A Câmara de Viana do Castelo tem disponível a partir de hoje uma Linha de Apoio à Solidão. Esta linha telefónica 258 809 317 estará disponível entre as 09:00 e as 13:00 e as 14h:0 e as 17:00, de segunda a sexta-feira, sendo o atendimento assegurado por psicólogos.

Depois de atendida a chamada, será dada toda a informação pretendida pelo munícipe, podendo ser fornecido acompanhamento psicológico, se necessário, ou promovido o devido encaminhamento para outro serviço.

“Neste contexto de pandemia, o papel do acompanhamento psicológico é crucial para promover a literacia sobre o COVID-19, prevenção de comportamentos de risco, e promoção de comportamentos pró-sociais e pró-saúde.

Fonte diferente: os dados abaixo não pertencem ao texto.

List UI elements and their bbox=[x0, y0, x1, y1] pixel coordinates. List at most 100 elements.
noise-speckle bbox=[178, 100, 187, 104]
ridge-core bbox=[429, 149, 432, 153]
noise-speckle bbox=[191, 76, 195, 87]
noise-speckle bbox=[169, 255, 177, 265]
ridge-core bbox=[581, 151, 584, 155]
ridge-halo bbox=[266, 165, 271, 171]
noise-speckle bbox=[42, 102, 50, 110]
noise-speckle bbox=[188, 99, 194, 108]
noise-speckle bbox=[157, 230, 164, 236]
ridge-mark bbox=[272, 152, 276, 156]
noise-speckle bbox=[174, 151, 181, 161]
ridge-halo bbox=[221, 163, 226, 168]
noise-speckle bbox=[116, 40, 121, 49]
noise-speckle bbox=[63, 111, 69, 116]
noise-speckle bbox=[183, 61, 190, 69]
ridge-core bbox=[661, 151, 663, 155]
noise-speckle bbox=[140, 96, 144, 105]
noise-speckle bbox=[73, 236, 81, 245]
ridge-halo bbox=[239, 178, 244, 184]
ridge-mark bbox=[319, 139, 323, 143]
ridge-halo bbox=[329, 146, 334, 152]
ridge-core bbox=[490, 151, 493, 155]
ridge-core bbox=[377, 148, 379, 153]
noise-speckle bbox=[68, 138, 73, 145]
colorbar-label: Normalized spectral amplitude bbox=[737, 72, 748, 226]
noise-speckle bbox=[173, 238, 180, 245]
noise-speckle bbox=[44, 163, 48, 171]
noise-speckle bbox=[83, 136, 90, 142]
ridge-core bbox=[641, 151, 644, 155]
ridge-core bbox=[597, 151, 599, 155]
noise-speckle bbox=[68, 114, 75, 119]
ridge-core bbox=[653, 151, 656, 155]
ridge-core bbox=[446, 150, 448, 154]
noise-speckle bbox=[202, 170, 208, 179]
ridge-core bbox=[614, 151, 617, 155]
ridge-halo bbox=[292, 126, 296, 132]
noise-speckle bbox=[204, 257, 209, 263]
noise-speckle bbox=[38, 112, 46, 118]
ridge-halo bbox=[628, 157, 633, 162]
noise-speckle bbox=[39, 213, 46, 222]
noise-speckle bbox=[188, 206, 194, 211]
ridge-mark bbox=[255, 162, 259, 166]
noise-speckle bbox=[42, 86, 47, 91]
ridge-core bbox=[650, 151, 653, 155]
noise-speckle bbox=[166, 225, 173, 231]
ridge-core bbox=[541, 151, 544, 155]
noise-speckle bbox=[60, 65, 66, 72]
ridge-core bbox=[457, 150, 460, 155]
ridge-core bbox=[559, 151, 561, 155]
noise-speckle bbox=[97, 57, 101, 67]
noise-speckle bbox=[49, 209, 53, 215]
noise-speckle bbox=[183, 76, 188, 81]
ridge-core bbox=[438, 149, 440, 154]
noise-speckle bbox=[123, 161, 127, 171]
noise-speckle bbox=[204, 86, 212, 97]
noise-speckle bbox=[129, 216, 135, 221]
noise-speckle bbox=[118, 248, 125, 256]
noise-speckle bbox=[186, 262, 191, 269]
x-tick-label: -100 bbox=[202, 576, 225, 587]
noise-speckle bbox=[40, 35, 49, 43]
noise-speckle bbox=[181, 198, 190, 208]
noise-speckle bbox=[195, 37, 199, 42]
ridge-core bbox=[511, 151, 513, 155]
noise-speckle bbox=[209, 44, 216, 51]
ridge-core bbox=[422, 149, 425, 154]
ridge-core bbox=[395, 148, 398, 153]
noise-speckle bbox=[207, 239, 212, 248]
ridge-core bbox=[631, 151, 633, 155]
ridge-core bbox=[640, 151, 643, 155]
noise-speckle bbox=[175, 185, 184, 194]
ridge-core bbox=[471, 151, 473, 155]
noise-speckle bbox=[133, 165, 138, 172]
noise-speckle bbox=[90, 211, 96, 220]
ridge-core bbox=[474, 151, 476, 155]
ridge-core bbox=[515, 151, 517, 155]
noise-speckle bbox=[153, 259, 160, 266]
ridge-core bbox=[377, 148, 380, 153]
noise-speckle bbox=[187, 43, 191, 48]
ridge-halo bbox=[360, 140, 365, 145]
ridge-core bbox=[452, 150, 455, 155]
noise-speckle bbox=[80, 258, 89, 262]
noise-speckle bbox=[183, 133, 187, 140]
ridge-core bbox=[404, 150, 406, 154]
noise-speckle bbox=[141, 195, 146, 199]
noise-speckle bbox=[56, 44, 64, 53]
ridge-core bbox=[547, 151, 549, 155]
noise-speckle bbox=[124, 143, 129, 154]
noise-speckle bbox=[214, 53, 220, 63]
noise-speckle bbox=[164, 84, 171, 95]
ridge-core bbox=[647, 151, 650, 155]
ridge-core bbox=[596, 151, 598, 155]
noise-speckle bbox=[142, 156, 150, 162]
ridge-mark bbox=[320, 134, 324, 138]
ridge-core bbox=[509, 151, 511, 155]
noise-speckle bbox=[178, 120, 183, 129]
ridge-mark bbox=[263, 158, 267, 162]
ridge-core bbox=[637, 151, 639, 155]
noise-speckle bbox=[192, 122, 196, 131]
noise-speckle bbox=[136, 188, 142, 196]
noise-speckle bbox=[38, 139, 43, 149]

Este acompanhamento irá também promover literacia em saúde psicológica e a prestação de suporte emocional e de estratégias para lidar com o isolamento, adaptação à mudança e com situações de crise (perturbação psicológica, situações de negligência, abuso, violência, consumos ou outras)”, escreve a autarquia em comunicado.

A linha visa ainda a “diminuição da perceção de isolamento, promovendo a tomada de consciência de que a pessoa não está sozinha; promoção de comportamentos proativos, para que a pessoa se mostre próxima e socialmente conetável e mantenha contatos com a família e amigos, através de meios de comunicação à distância (telefone, vídeo-chamadas e redes sociais).

Esta iniciativa municipal quer ainda desenvolver a promoção de estratégias psico-educativas, de incentivo à realização de atividades integradas em rotinas e hábitos de vida saudáveis e a promoção de estratégias alternativas e de formas adaptativas para lidar com os efeitos do stresse e da ansiedade decorrentes da situação pandémica e das suas consequências ao nível do bem-estar.